We need to have VPNs working from large organisations on 10.x.x.x, home users on 192.168.x.x and potentially anything in between.

What would be the best range to go for to maximise compatibility, or is there a better way to handle this?

You will never be able to avoid collisions when working with clients / customers etc.
Look into CG-NAT / RFC 6598.

Time to look into IPv6 unique local addresses. Or the CGNAT range 100.64.0.0/10

i run our VPN with different /24s inside a supernet range of 172.30.0.0/16

3rd octet is different per dept and allows carving and access to be more defined on users/dept needs

A better way to handle this? IPv6 :wink:

Especially between organizations, so funny to see mergers & acquisitions still getting caught up in IPv4 range conflicts in this day and age.

If this is basic remote access vpn with a vpn client, most firewalls would have you configure a single subnet for the remote vpn users. You can assign an unused subnet from your internal address schema.

The user client would get an ip from this range and all traffic between the client and your network will use this ip.

You shouldn’t need to worry about the remote user LAN ip unless you are doing site to site vpn.

What is your question?

Vpn tunnels you in to whichever concentrator you decide which has a DHCP pool attached.

Compatibility isn’t the problem.

or is there a better way to handle this?

IPv6.

I’m reconjuguring our network and looking for some help choosing an address range

Pick an appropriate unused /64 from your IPv6 allocation and don’t reuse it anywhere else. ULA could be used if you don’t want to funnel Internet traffic up the VPN.

We need to have VPNs working from large organisations on 10.x.x.x, home users on 192.168.x.x and potentially anything in between.

If you must have IPv4 support over the VPN (and can’t get by with DNS64 and NAT64), then 172.16/12 might be your friend here.

172.16.0.0/12 is the least used segment I’ve seen. The most used in that segment is the bottom and top ranges. I think it comes down to people find it harder to type, so they avoid using it.

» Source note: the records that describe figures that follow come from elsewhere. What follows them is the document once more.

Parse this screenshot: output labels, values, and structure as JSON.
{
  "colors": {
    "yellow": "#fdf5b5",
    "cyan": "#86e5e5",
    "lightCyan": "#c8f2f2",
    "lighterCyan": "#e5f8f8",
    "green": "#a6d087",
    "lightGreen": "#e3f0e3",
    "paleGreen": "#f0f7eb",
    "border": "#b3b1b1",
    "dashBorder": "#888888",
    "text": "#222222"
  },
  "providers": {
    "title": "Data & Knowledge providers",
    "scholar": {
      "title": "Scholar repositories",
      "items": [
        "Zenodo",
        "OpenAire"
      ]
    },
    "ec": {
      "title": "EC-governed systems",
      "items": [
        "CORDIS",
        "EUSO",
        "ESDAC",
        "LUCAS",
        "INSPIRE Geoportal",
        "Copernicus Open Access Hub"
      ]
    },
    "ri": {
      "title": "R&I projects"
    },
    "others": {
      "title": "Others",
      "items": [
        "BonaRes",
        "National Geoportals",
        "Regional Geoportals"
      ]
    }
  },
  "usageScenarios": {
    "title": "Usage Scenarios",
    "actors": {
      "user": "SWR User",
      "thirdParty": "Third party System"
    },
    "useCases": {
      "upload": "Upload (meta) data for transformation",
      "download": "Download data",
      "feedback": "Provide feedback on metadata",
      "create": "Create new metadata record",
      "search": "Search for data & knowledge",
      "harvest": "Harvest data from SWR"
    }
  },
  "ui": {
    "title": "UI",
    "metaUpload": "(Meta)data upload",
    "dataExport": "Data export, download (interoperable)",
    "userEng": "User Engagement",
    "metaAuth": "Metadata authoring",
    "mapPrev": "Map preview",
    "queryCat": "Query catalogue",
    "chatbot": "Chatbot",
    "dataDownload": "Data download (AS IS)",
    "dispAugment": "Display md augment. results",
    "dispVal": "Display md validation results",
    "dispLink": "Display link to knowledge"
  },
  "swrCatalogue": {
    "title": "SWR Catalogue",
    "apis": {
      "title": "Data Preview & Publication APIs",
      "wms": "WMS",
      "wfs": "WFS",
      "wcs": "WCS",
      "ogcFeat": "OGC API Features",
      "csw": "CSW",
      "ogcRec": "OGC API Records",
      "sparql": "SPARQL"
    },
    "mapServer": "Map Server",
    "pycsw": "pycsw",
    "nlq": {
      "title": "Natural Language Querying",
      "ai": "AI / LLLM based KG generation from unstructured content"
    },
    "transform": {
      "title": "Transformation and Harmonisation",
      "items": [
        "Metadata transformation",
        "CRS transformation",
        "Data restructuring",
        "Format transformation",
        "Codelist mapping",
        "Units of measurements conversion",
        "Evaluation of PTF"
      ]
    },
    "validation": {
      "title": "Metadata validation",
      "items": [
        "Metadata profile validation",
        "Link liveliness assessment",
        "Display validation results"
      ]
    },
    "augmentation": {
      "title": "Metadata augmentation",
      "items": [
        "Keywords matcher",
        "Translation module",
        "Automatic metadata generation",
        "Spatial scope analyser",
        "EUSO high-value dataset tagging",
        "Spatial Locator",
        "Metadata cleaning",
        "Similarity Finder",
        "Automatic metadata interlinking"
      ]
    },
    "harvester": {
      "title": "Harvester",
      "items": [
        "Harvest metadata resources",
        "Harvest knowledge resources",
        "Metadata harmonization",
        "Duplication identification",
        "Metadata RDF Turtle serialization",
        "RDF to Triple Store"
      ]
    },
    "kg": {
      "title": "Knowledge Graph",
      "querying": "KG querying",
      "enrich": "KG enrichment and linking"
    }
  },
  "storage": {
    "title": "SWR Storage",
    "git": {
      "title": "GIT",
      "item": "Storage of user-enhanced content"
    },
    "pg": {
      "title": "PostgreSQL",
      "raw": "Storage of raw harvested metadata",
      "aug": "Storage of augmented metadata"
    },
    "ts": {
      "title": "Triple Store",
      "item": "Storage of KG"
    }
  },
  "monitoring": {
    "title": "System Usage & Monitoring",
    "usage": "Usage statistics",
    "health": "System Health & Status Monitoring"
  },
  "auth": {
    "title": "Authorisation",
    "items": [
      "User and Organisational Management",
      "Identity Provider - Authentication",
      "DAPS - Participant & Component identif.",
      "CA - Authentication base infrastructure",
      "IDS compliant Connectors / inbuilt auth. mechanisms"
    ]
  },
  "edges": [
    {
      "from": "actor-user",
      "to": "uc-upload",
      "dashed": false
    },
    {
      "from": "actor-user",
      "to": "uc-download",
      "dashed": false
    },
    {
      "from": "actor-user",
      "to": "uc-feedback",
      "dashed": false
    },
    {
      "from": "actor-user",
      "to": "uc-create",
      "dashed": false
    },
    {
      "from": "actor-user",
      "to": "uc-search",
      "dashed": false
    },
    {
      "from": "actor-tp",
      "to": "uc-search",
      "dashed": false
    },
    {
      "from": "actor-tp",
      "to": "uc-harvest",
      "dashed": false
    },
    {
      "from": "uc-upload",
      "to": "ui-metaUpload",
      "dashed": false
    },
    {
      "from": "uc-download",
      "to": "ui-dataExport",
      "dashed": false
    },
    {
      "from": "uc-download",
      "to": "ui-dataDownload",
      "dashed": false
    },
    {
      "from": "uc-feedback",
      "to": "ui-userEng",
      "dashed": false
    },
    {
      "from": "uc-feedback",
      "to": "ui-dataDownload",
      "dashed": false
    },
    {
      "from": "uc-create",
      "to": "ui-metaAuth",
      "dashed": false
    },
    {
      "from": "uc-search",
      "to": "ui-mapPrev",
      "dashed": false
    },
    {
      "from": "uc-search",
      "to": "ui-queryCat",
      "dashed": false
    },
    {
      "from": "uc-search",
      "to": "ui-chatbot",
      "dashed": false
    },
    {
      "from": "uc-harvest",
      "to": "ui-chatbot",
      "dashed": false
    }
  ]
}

I would avoid anything in 192.168. On 10, the most common for home routers is 10.0.0.0/24 and 10.0.1.0/24. That leaves a lot of options there to avoid 99% of potential overlaps.

172.16 is pretty rare to ever see as default on any home router, so work within this space, but I would not use 172.16.1.0/24 or 172.16.31.0/24 because human nature will find those to be the most commonly used if someone were to manually pick that for home use.

There are some reserved ranges outside from the typical rfc1918

cgnat 100.64.0.0/10

Link-local aka APIPA: 169.254.0.0/16

Reserved: 198.18.0.0/15

Those could be in use, but are quite more obscure so the risk of collision is greatly reduced. There are a few more/24, Lookup “Ip reserved address” for the whole list.

EDIT: stricking apipa.

Can’t you just use some DOD-assigned address space like Hamachi did?

On the other hand, collisions are a non-issue if your VPN is configured a certain way in regards to routing. Though that depends heavily whether you need to have your clients access things in the LAN they’re physically connected to or not.

Or the CGNAT range 100.64.0.0/10

Be warned that this can cause issues with mobile devices and laptops with mobile data cards…

With the exhaustion of IPv4 addresses globally, this is not a good idea as many ISP’s use 100.64/10 space for CGNAT as it was intended to be used.

Don’t use the CGNAT range. There’s better alternatives.

And now you conflict with my home network. That’s MY ADDRESS SPACE!!!

/s (the second half, anyways)

Because often, these organisations have ‘experts’ who insists IPv6 is a deprecated technology - Even though factually, the IETF have stopped development work on IPv4, years ago, and they now exclusively only develop IPv6.

I’m not sure I understand. Perhaps I don’t know enough.

If I have a VPN client with, say, a LAN IP of 10.0.x.x, tunnelled to my network which also uses 10.0.x.x, how can the client machine know which network it’s supposed to be taking to? How can it handle two geographically separate servers with the same address?

Thanks, just wondering isn’t 172.16.x.x used by things like BT business broadband?